Research Program: Theory of Learning in Dynamical Systems

TL;DR

This paper proposes a framework for understanding the learnability of dynamical systems from observations, emphasizing finite-sample guarantees and properties like stability and spectral features, with applications to linear systems.

Contribution

It introduces a new notion of dynamic learnability based on system properties, and demonstrates finite-sample prediction guarantees without system identification for linear systems.

Findings

Finite-sample guarantees for learning in dynamical systems

Spectral filtering enables accurate prediction without system identification

Framework connects learnability with system stability and spectral properties

Abstract

Modern learning systems increasingly interact with data that evolve over time and depend on hidden internal state.
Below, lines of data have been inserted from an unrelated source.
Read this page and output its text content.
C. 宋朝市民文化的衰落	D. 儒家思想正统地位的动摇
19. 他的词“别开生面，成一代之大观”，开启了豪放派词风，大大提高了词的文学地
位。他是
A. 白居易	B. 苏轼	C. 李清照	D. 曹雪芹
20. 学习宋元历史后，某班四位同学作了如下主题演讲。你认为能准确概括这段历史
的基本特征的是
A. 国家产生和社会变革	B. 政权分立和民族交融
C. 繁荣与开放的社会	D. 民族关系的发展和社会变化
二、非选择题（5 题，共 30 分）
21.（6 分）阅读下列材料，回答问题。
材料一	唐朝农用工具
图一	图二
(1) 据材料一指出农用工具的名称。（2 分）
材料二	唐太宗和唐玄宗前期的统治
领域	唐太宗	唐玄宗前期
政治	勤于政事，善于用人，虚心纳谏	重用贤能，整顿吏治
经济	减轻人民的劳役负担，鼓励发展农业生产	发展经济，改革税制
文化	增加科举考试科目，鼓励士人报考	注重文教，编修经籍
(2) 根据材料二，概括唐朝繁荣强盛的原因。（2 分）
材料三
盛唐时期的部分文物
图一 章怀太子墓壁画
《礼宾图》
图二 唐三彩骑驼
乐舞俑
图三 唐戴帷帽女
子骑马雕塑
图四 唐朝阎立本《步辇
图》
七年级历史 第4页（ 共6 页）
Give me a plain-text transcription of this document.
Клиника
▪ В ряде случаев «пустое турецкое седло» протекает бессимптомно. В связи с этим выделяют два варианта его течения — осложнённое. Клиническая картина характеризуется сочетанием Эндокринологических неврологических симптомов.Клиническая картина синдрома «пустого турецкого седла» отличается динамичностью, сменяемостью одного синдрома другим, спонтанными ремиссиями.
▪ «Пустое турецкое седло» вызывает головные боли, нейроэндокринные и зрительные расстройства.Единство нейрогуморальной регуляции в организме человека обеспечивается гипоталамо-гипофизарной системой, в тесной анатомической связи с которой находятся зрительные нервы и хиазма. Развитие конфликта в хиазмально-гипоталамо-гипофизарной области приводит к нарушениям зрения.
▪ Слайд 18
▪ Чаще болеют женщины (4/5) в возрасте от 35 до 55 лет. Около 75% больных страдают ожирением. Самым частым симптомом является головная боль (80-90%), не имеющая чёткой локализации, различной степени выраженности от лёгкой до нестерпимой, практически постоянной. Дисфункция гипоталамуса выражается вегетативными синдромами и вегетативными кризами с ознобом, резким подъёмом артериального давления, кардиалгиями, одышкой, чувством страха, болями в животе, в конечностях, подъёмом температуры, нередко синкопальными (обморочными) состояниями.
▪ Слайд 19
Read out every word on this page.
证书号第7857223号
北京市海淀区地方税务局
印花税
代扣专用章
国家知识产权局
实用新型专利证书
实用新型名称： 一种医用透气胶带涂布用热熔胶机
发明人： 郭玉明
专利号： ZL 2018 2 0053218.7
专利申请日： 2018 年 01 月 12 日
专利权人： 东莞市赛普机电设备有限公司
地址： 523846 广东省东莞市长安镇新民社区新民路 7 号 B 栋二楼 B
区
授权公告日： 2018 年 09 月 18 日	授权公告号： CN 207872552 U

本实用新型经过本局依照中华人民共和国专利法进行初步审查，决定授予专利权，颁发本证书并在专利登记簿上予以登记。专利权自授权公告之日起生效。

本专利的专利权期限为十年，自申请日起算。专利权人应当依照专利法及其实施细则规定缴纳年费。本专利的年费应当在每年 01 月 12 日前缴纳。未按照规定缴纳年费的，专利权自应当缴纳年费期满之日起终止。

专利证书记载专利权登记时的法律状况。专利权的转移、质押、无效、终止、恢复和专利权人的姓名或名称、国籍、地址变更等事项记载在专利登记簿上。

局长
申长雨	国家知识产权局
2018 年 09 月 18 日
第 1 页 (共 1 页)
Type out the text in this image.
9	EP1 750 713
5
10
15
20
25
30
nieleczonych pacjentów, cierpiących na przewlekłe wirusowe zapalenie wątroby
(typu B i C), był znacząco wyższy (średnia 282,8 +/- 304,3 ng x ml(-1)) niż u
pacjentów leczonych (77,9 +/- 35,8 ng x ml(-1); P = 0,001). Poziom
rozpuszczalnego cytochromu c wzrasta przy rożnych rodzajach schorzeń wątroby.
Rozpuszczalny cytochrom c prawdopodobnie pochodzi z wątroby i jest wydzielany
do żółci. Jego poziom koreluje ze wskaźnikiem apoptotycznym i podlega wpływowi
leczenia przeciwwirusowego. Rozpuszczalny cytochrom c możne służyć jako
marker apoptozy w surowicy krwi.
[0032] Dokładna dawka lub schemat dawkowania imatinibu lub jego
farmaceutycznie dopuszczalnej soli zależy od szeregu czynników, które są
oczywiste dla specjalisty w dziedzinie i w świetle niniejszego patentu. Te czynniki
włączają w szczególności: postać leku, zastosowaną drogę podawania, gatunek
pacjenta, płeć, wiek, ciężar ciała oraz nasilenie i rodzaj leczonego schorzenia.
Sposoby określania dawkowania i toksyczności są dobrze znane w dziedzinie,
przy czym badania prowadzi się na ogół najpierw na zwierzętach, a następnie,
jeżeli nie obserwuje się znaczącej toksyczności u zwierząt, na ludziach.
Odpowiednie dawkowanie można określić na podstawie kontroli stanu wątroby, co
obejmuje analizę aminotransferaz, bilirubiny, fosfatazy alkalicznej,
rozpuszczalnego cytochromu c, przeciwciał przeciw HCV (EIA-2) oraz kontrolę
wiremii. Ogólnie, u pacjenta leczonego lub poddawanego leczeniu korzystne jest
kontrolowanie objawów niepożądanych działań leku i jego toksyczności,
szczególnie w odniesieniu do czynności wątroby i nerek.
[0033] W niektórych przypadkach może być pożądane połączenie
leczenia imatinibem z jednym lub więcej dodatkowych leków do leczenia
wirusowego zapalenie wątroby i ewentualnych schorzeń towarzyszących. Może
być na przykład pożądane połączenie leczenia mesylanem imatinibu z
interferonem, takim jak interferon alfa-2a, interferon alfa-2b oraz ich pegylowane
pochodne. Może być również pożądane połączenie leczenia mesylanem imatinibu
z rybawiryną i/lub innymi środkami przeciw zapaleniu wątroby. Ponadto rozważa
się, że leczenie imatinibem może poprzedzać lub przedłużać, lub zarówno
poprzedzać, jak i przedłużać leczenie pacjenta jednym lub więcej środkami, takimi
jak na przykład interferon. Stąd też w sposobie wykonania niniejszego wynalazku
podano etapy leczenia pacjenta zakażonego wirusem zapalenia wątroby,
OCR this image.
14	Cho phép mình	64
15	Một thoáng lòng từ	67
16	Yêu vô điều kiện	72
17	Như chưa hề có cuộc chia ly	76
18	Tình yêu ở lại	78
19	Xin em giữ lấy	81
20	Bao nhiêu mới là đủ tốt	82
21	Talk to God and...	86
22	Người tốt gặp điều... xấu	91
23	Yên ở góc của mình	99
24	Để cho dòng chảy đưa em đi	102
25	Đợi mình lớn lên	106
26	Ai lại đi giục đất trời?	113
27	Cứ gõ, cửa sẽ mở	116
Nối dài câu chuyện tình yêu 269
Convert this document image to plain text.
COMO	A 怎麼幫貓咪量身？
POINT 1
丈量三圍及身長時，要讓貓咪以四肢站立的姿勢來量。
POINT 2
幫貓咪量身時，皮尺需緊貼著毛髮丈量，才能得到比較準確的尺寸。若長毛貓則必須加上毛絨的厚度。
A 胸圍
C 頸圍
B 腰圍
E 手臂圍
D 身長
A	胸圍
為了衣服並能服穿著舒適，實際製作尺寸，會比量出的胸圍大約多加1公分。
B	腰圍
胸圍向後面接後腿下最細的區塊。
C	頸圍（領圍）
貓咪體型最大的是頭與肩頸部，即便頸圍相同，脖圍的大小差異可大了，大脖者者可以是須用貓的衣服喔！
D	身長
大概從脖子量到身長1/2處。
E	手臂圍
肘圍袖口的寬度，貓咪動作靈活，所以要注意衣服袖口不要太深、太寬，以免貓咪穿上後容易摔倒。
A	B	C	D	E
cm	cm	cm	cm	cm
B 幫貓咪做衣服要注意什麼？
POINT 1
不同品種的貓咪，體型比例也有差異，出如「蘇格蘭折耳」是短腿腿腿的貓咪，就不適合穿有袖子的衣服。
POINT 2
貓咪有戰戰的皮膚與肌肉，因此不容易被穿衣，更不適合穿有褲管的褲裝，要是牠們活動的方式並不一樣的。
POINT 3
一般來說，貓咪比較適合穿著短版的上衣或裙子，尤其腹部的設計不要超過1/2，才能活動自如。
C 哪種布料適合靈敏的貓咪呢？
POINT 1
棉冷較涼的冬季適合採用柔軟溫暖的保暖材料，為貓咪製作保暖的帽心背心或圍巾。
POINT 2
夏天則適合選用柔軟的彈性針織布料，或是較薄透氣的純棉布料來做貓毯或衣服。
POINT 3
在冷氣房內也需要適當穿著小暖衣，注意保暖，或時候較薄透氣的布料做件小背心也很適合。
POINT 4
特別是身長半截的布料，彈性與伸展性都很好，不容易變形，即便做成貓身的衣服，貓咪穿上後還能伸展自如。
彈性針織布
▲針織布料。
We ask a basic question: when is such a dynamical system learnable from observations alone? This paper proposes a research program for understanding learnability in dynamical systems through the lens of next-token prediction. We argue that learnability in dynamical systems should be studied as a finite-sample question, and be based on the properties of the underlying dynamics rather than the statistical properties of the resulting sequence. To this end, we give a formulation of learnability for stochastic processes induced by dynamical systems, focusing on guarantees that hold uniformly at every time step after a finite burn-in period. This leads to a notion of dynamic learnability which captures how the structure of a system, such as stability, mixing, observability, and spectral properties, governs the number of observations required before reliable prediction becomes possible. We illustrate the framework in the case of linear dynamical systems, showing that accurate prediction can be achieved after finite observation without system identification, by leveraging improper methods based on spectral filtering. We survey the relationship between learning in dynamical systems and classical PAC, online, and universal prediction theories, and suggest directions for studying nonlinear and controlled systems.